User Ratings and Hospital Choice

Hospitals
Quality disclosure

Ian McCarthy, Kaylyn Sanbower, and Leonardo Sanchez-Aragon. “User Ratings and Hospital Choice,” R&R at Health Economics

Somebody Told Me Whatever the barista recommends
Authors
Affiliations

Department of Economics, Emory University

Economic Analysis Group, Antitrust Division, U.S. Department of Justice

Escuela Superior Politecnica del Litoral, Guayaquil, Ecuador

Published

April 2026

Abstract

Choosing a hospital for elective inpatient care is a complex decision due to pervasive information asymmetries and multidimensional quality attributes. Online reviews provide an accessible and salient source of hospital quality information that could influence patient choices. Using the universe of hospital Yelp reviews and inpatient claims data for elective procedures in Florida (2012–2017), we exploit exogenous variation in online ratings to estimate the causal effect of online reviews on hospital selection. Depending on the underlying condition being treated, we find that patients are willing to travel 5%–30% farther to receive care from a hospital with a higher Yelp rating relative to others in the market.
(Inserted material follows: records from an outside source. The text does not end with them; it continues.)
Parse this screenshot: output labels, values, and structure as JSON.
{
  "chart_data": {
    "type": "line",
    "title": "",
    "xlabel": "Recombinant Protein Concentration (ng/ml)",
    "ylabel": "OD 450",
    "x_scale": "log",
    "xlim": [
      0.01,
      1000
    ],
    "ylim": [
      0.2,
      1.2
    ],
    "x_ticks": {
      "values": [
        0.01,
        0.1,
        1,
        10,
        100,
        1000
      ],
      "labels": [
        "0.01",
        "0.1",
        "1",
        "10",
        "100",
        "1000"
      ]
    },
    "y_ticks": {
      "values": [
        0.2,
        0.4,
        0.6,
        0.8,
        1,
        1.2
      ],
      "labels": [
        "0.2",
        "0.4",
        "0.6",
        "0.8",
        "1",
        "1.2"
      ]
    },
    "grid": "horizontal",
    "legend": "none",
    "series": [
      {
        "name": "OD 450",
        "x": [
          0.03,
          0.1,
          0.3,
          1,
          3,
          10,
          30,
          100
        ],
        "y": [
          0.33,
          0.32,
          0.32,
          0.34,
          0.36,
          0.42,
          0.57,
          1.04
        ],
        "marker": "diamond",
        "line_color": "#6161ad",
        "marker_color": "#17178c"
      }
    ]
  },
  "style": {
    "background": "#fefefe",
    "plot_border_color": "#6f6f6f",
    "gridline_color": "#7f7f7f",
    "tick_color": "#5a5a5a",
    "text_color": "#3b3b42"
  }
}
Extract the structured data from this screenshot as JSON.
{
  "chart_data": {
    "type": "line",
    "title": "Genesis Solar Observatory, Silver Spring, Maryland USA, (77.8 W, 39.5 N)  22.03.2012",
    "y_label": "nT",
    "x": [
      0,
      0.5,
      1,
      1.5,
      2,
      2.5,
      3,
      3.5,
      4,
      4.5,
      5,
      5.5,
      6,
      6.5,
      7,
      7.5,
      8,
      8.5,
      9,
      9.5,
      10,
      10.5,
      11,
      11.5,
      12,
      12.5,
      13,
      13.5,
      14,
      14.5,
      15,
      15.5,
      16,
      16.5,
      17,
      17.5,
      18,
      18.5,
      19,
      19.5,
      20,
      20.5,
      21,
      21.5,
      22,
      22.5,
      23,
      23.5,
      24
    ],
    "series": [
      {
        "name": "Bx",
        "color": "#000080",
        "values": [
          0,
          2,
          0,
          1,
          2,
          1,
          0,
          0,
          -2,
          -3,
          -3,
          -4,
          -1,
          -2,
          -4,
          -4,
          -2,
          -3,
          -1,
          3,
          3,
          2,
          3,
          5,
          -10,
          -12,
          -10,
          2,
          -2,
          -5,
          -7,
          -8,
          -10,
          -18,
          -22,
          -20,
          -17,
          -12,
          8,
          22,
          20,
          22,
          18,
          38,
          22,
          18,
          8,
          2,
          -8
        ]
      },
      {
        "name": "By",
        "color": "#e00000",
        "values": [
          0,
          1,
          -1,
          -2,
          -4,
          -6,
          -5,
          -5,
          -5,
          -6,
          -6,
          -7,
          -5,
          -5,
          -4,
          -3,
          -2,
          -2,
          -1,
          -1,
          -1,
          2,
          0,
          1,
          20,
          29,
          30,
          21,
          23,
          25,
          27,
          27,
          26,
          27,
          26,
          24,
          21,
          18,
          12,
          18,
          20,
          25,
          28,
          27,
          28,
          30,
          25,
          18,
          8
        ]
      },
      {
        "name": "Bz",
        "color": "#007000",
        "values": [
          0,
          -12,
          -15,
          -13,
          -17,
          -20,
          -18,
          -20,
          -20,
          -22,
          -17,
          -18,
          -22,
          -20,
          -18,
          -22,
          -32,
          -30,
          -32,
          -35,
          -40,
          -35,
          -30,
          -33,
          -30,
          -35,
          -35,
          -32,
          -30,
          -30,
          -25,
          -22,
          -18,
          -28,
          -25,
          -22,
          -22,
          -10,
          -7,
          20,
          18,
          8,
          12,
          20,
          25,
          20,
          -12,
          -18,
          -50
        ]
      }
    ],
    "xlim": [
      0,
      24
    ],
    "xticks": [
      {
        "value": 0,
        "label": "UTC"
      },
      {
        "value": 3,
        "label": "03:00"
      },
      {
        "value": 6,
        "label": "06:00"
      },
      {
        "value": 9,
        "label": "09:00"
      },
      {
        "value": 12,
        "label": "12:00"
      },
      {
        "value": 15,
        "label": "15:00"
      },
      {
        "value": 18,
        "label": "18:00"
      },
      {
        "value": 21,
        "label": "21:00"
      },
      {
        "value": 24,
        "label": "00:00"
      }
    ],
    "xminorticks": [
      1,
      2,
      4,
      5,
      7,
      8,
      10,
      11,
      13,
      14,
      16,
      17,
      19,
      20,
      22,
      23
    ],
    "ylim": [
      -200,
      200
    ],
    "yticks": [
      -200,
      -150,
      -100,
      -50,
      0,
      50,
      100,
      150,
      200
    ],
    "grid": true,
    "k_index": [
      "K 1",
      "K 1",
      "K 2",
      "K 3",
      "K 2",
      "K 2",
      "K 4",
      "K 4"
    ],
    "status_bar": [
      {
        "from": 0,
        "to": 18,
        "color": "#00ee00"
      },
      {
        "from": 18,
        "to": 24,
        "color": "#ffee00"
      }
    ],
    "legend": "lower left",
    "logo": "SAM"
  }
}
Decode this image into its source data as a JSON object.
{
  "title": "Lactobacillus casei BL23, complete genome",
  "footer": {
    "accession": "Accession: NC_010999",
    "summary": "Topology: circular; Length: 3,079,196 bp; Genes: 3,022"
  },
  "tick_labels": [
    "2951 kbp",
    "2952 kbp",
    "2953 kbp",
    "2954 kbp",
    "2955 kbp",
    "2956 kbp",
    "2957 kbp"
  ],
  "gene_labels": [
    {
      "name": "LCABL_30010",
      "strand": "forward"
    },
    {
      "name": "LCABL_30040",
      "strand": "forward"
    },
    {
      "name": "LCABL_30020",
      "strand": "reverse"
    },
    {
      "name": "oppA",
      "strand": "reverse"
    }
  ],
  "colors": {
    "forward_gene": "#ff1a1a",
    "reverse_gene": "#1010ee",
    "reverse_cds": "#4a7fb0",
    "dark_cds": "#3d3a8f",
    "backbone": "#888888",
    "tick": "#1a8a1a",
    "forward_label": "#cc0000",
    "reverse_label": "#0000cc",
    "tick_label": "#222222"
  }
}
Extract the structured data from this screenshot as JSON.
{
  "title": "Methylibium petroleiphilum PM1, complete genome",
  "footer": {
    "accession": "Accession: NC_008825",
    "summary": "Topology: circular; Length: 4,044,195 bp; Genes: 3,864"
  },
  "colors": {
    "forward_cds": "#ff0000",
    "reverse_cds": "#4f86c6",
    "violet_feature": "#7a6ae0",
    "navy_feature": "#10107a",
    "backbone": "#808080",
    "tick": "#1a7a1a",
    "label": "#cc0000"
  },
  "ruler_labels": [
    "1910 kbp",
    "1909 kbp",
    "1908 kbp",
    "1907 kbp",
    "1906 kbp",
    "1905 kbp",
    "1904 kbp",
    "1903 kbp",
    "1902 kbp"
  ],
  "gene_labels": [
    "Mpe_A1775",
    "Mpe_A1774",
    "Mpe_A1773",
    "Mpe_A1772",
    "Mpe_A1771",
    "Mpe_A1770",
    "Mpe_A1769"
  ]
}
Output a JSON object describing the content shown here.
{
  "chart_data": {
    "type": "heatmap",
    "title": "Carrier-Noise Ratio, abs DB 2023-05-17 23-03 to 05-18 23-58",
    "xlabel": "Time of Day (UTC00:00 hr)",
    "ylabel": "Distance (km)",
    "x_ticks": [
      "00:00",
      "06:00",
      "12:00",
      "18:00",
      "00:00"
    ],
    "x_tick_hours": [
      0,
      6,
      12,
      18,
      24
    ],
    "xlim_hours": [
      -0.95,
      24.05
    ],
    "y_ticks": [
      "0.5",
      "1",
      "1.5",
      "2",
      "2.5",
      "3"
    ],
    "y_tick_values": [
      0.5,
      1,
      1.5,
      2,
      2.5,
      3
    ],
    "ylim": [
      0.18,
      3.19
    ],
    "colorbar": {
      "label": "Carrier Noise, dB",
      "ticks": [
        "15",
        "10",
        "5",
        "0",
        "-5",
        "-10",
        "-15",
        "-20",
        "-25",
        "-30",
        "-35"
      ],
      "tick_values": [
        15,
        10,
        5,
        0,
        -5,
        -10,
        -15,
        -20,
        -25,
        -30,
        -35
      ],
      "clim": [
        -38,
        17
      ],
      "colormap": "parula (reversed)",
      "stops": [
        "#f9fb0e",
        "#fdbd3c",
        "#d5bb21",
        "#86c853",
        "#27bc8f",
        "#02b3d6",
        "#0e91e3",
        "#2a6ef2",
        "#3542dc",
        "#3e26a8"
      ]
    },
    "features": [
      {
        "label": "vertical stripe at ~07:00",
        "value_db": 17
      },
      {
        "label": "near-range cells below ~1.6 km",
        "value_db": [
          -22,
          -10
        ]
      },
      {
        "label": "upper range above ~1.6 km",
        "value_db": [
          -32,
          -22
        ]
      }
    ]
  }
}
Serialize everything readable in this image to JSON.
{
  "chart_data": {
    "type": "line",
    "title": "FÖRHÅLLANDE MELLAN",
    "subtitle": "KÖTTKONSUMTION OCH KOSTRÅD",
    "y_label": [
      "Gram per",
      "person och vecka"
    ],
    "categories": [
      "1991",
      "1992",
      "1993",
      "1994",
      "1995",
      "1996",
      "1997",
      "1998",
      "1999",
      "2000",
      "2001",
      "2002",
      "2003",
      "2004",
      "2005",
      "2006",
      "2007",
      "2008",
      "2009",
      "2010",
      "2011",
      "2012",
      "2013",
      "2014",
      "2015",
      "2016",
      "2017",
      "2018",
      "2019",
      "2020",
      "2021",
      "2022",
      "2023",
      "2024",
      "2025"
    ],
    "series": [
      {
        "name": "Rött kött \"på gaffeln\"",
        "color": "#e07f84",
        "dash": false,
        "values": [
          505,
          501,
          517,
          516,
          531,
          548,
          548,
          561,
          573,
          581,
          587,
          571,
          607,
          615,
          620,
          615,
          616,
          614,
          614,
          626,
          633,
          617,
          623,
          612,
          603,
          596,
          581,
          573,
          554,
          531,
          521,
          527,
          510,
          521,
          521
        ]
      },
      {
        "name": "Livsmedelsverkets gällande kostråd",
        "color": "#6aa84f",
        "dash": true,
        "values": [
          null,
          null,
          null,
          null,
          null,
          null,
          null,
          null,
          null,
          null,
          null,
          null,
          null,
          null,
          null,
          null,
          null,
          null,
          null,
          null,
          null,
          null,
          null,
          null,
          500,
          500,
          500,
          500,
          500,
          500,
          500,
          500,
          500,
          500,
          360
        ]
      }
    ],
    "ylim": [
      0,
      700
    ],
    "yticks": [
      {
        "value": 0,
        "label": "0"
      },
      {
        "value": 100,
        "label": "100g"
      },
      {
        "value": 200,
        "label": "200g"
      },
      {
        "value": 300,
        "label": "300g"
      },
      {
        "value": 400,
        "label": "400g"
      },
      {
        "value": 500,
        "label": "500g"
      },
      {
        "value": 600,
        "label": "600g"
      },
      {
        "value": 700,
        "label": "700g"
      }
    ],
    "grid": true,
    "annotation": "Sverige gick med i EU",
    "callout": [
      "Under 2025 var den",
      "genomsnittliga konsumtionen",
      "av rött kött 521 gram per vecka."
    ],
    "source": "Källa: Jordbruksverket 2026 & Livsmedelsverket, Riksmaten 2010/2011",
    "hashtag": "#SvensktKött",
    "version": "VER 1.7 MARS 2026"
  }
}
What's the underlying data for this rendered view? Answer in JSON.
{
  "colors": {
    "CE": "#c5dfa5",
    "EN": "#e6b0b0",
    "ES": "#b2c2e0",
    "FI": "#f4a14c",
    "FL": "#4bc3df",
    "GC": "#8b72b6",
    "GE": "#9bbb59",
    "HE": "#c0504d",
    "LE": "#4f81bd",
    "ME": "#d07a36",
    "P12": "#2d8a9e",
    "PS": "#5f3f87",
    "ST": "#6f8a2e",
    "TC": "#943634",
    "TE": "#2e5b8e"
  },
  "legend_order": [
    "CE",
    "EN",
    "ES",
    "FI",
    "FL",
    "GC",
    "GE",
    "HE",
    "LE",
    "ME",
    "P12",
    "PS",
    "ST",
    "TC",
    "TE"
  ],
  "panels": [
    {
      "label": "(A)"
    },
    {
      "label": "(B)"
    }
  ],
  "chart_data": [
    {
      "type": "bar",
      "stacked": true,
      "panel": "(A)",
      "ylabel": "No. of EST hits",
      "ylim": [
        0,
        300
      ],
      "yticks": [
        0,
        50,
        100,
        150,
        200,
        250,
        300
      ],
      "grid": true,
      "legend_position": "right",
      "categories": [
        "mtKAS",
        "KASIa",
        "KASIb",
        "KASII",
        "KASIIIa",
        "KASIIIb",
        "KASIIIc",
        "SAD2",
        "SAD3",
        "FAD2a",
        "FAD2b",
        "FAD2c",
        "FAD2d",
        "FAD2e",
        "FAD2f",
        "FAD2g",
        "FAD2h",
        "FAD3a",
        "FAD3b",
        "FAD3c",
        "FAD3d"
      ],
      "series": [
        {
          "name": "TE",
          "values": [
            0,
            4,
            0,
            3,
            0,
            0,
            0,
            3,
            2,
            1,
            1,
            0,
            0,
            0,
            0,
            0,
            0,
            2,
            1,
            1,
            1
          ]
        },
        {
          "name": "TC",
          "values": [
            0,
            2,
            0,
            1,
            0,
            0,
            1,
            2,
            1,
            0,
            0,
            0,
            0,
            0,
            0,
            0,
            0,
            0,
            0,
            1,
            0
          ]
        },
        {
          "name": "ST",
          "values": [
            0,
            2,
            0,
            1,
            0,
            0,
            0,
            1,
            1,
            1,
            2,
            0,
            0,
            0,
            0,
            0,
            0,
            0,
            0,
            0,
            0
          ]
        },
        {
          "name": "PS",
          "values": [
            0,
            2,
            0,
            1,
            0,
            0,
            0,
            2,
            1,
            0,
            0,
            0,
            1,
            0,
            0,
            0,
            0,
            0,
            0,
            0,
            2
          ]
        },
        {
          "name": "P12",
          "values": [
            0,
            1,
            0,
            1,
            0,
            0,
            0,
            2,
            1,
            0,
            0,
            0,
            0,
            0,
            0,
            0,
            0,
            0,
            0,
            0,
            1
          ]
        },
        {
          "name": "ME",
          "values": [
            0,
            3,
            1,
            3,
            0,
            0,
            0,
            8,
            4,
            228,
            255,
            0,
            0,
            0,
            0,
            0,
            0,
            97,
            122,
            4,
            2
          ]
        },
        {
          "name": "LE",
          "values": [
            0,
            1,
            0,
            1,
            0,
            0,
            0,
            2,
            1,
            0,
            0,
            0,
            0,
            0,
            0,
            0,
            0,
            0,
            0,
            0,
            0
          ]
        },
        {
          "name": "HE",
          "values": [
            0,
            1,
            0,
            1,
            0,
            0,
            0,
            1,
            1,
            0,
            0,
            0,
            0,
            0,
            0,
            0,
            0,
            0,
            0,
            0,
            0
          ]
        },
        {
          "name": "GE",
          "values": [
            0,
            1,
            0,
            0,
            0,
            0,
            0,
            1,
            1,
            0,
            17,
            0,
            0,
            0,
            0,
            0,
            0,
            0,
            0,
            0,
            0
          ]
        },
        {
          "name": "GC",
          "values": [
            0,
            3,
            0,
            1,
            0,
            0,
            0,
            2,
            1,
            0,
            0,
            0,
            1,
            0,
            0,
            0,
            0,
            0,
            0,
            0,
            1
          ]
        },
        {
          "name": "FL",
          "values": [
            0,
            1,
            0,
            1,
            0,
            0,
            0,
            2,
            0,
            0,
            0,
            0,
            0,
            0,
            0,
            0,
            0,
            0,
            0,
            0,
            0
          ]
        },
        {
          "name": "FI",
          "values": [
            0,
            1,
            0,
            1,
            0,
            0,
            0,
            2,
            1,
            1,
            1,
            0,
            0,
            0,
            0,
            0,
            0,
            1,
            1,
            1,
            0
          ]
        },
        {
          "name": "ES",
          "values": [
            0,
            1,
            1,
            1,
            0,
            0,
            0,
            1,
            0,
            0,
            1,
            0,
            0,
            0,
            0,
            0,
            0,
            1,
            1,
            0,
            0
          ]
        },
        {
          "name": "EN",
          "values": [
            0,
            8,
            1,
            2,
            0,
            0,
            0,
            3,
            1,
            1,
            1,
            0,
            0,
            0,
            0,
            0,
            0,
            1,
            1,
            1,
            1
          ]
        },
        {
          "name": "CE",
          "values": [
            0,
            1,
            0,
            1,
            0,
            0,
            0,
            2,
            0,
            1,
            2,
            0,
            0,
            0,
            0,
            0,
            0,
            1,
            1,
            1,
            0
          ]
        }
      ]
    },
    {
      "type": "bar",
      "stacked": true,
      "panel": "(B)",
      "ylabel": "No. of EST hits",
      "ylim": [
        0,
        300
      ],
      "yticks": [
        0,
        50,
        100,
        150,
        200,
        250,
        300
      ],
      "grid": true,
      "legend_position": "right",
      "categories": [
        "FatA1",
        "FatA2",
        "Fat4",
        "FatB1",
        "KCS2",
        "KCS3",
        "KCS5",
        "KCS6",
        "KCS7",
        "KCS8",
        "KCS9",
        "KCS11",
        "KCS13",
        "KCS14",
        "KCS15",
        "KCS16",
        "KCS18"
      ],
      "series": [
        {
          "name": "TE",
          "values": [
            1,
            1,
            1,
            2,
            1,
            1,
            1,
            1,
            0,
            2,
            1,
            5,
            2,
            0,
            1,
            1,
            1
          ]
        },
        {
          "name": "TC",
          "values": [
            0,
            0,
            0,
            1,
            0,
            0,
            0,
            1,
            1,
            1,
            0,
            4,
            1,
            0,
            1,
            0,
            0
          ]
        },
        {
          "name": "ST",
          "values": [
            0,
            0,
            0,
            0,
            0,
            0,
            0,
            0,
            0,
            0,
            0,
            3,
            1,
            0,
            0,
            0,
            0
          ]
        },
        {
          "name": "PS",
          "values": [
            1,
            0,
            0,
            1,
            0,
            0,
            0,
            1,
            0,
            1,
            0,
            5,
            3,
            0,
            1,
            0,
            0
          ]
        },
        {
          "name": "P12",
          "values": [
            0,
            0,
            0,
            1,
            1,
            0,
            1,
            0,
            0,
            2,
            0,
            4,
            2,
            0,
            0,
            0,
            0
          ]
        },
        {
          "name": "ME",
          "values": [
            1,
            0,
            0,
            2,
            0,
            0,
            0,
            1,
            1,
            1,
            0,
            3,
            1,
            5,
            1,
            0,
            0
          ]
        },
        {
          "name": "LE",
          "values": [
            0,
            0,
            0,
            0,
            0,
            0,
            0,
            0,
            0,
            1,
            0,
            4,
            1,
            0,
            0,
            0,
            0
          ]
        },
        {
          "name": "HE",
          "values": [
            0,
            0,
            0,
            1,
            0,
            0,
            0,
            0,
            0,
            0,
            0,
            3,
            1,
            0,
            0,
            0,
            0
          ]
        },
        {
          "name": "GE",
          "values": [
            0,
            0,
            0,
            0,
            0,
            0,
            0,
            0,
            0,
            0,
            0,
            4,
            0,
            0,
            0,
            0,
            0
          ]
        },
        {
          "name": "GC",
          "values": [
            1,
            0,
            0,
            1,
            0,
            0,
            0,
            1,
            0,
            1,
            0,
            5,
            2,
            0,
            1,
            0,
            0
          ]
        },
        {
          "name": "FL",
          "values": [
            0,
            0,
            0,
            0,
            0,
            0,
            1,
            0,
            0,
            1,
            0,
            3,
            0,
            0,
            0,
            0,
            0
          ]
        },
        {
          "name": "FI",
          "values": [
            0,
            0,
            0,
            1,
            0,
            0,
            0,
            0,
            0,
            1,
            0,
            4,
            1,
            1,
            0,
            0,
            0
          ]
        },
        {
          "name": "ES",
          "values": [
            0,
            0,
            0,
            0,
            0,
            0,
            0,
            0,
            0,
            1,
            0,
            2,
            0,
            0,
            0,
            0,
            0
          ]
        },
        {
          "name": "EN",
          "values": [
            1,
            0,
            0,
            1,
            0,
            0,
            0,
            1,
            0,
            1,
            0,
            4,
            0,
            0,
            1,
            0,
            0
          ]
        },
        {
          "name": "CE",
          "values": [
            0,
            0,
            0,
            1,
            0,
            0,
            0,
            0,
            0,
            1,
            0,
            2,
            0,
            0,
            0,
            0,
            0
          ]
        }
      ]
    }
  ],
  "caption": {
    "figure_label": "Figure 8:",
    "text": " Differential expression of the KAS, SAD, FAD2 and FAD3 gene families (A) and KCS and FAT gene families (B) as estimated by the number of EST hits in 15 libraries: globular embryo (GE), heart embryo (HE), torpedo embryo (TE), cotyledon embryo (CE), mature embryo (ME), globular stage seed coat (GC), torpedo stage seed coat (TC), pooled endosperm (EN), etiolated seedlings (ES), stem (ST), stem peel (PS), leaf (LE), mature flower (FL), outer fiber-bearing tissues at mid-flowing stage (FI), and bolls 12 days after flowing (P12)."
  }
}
The effect is stronger for orthopedic procedures than for labor and delivery, suggesting greater reliance on online information when provider relationships are weaker. Falsification tests on emergency admissions yield null results, confirming that online reviews influence elective rather than urgent decision-making. Our findings highlight the role of consumer-generated information in healthcare markets and suggest that online platforms can meaningfully shape provider competition.